The words floated through Luke’s head. They seemed very far away. Why wouldn’t Abi let him sleep?
‘He can’t even follow what I’m saying,’ he heard Abi say, a sob catching the corner of her voice. ‘You can’t put someone on trial in the state he’s in. It’s a travesty.’
‘It’s a foregone conclusion,’ said Gavar Jardine. ‘There were five hundred people in the room when he did it. My mother was standing right next to him. You both need to go now. And Jenner – think carefully about what you’re doing. We won’t be able to keep her family here after this. She and her parents will be gone by the time he is.’
What was any of this to do with him, Luke thought? He was in a bed – a huge, sumptuous bed. Not a cell, or a kennel. So they’d worked out he hadn’t done it.
Someone had even tucked him in under a soft, crimson coverlet.
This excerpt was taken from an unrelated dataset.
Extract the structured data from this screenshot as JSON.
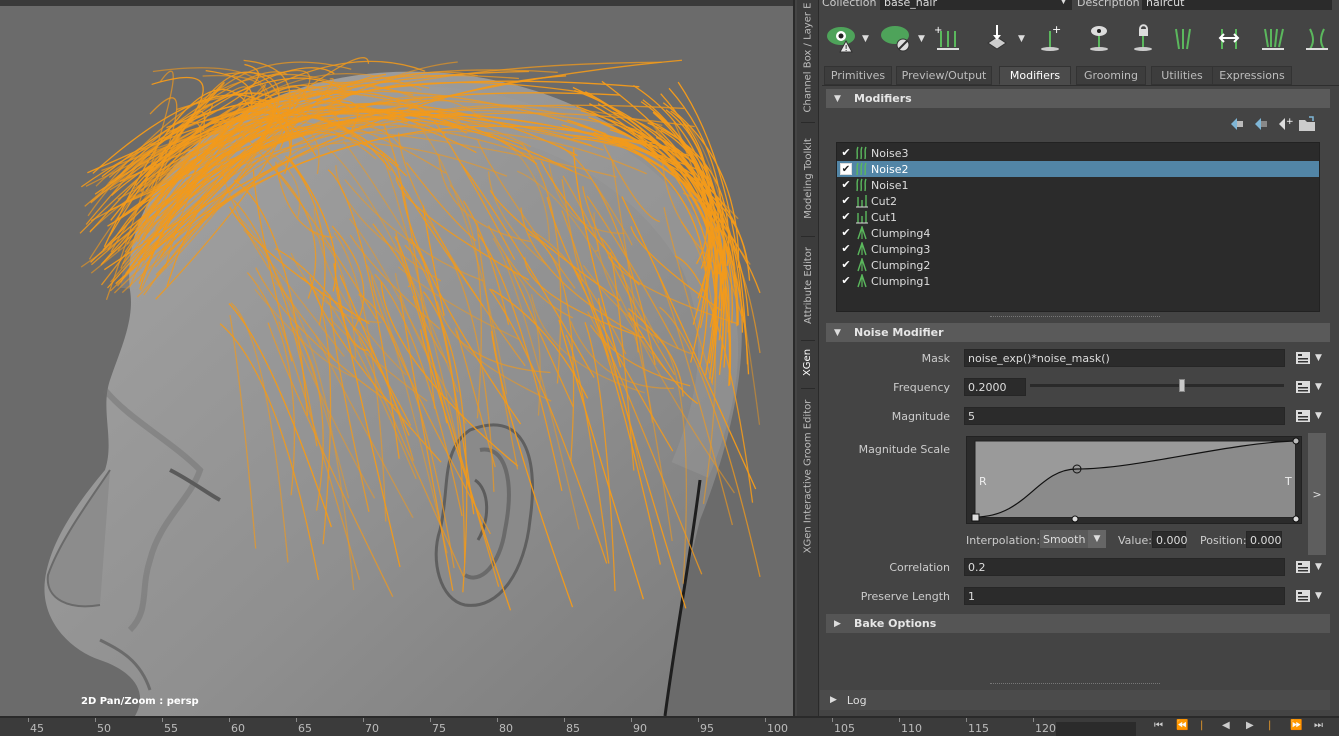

And it was so warm.
Luke closed his eyes. And slept.
When he woke, everything was muted. The window was a light grey rectangle on a dark grey wall. A faint seam of light stitched the curtains together and fell across the floor. Luke’s head turned to follow it.
On the far side of the room the light traced the outline of an armchair. In which someone sat watching him.
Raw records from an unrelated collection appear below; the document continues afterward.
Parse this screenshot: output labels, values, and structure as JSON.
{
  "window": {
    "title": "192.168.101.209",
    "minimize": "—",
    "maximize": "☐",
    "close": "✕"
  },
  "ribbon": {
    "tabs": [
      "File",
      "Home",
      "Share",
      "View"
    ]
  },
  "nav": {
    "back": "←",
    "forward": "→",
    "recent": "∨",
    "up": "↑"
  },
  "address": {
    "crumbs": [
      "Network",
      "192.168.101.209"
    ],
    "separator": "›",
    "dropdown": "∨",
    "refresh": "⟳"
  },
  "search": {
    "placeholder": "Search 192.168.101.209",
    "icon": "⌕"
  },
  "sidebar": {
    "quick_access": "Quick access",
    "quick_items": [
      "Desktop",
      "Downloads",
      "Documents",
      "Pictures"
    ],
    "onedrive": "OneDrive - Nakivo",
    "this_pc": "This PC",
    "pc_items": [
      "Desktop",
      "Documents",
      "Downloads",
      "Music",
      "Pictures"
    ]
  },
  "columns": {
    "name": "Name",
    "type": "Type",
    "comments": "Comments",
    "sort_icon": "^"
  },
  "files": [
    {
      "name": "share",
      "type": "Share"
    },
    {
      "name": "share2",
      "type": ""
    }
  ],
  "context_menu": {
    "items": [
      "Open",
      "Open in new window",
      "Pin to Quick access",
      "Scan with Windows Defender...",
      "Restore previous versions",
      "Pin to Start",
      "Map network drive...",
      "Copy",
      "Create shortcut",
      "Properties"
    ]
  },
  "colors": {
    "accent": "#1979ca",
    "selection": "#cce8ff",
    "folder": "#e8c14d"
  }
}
‘Good morning, Luke,’ the watcher said, before pausing. ‘Though it’s not quite morning, and if I’m honest, I doubt it’s going to be good.’
Luke knew that voice. Was he going to get a visit from all of them – all the Jardines? Some to beat him up; some to sit by his bed. Maybe Lady Thalia would be up soon with his breakfast on a little silver tray with a tiny cup of tea.
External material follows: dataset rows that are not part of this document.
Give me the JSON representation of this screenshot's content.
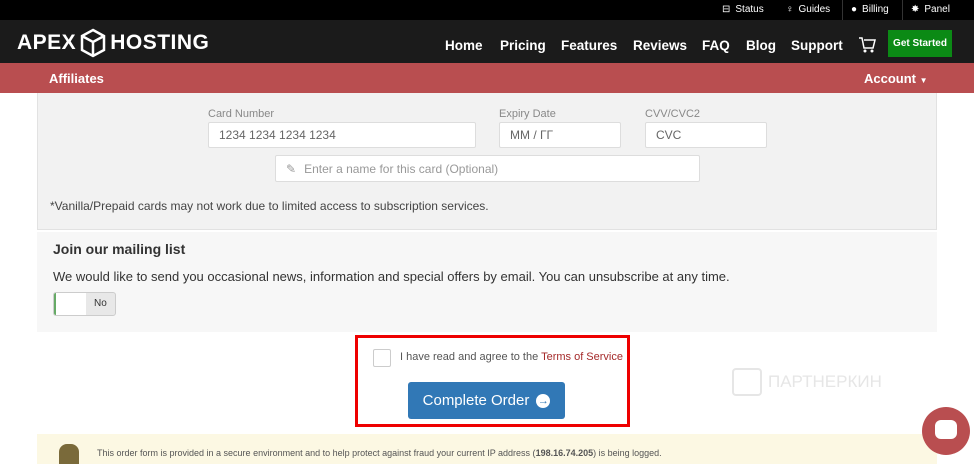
{
  "topbar": {
    "items": [
      {
        "label": "Status",
        "icon": "server-icon"
      },
      {
        "label": "Guides",
        "icon": "lightbulb-icon"
      },
      {
        "label": "Billing",
        "icon": "user-icon"
      },
      {
        "label": "Panel",
        "icon": "gear-icon"
      }
    ]
  },
  "nav": {
    "logo_left": "APEX",
    "logo_right": "HOSTING",
    "links": [
      "Home",
      "Pricing",
      "Features",
      "Reviews",
      "FAQ",
      "Blog",
      "Support"
    ],
    "cta": "Get Started"
  },
  "subnav": {
    "affiliates": "Affiliates",
    "account": "Account"
  },
  "card": {
    "number_label": "Card Number",
    "number_placeholder": "1234 1234 1234 1234",
    "expiry_label": "Expiry Date",
    "expiry_placeholder": "MM / ГГ",
    "cvv_label": "CVV/CVC2",
    "cvv_placeholder": "CVC",
    "name_placeholder": "Enter a name for this card (Optional)",
    "note": "*Vanilla/Prepaid cards may not work due to limited access to subscription services."
  },
  "mailing": {
    "title": "Join our mailing list",
    "text": "We would like to send you occasional news, information and special offers by email. You can unsubscribe at any time.",
    "toggle": "No"
  },
  "tos": {
    "text": "I have read and agree to the ",
    "link": "Terms of Service"
  },
  "order": {
    "button": "Complete Order"
  },
  "notice": {
    "text_before": "This order form is provided in a secure environment and to help protect against fraud your current IP address (",
    "ip": "198.16.74.205",
    "text_after": ") is being logged."
  },
  "watermark": "ПАРТНЕРКИН",
  "colors": {
    "brand": "#b94e50",
    "cta": "#0b8a15",
    "button": "#3178b6"
  }
}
‘I thought you might appreciate the rest while you can get it,’ said Silyen Jardine, lowering himself casually onto the edge of the mattress. ‘Who knows what kind of a house Crovan keeps up at Eilean Dòchais, but I doubt he torments the Condemned with eight hours of undisturbed sleep.’
‘Crovan?’
And it all came flooding back. The cruel Scottish Equal and Lord Jardine digging in his head. Abi’s voice in the night. Parliament. A trial.
As the confusion of his interrogation and the dark hours that followed it lifted, Luke saw with horrifying clarity what would happen next. He would be tried and Condemned for a crime he couldn’t remember.
‘I’m curious,’ said Silyen Jardine, ‘about who Silenced you. Because I’d wager that whoever it was could tell us a few things. For example, why you pureed the Chancellor in the middle of Mummy’s ballroom.’
‘I didn’t do it,’ Luke insisted, desperate to make at least one of the Equals understand.
‘Oh Luke, of course you did. But who hid your memory of doing it, and why? Who was the real target: Zelston, or my father? There are other questions, too, like did you agree to it, or did they compel you? But I’m afraid no one’s terribly interested in a detail like that.’
‘That’s not a detail,’ said Luke. ‘That’s the only thing that matters. I’ve no memory of . . . of what everyone’s saying I did. There’s just a gap there. A black hole where my memories should be. Someone used Skill on me. That proves I was made to do it.’
Silyen Jardine actually tutted. ‘It proves nothing of the sort. They could have asked you and you said “yes”. Then the Silence would be just a convenient way of concealing both your complicity and your co-conspirator’s role.’
‘Who in their right mind would agree to assassinate the Chancellor with the whole of parliament looking on?’
‘I can’t imagine. Maybe a hot-headed teenager, angry at the system that’s torn him from his family? A boy who’s been radicalized in a slavetown that’s been in upheaval for months? No, that doesn’t sound very plausible at all.’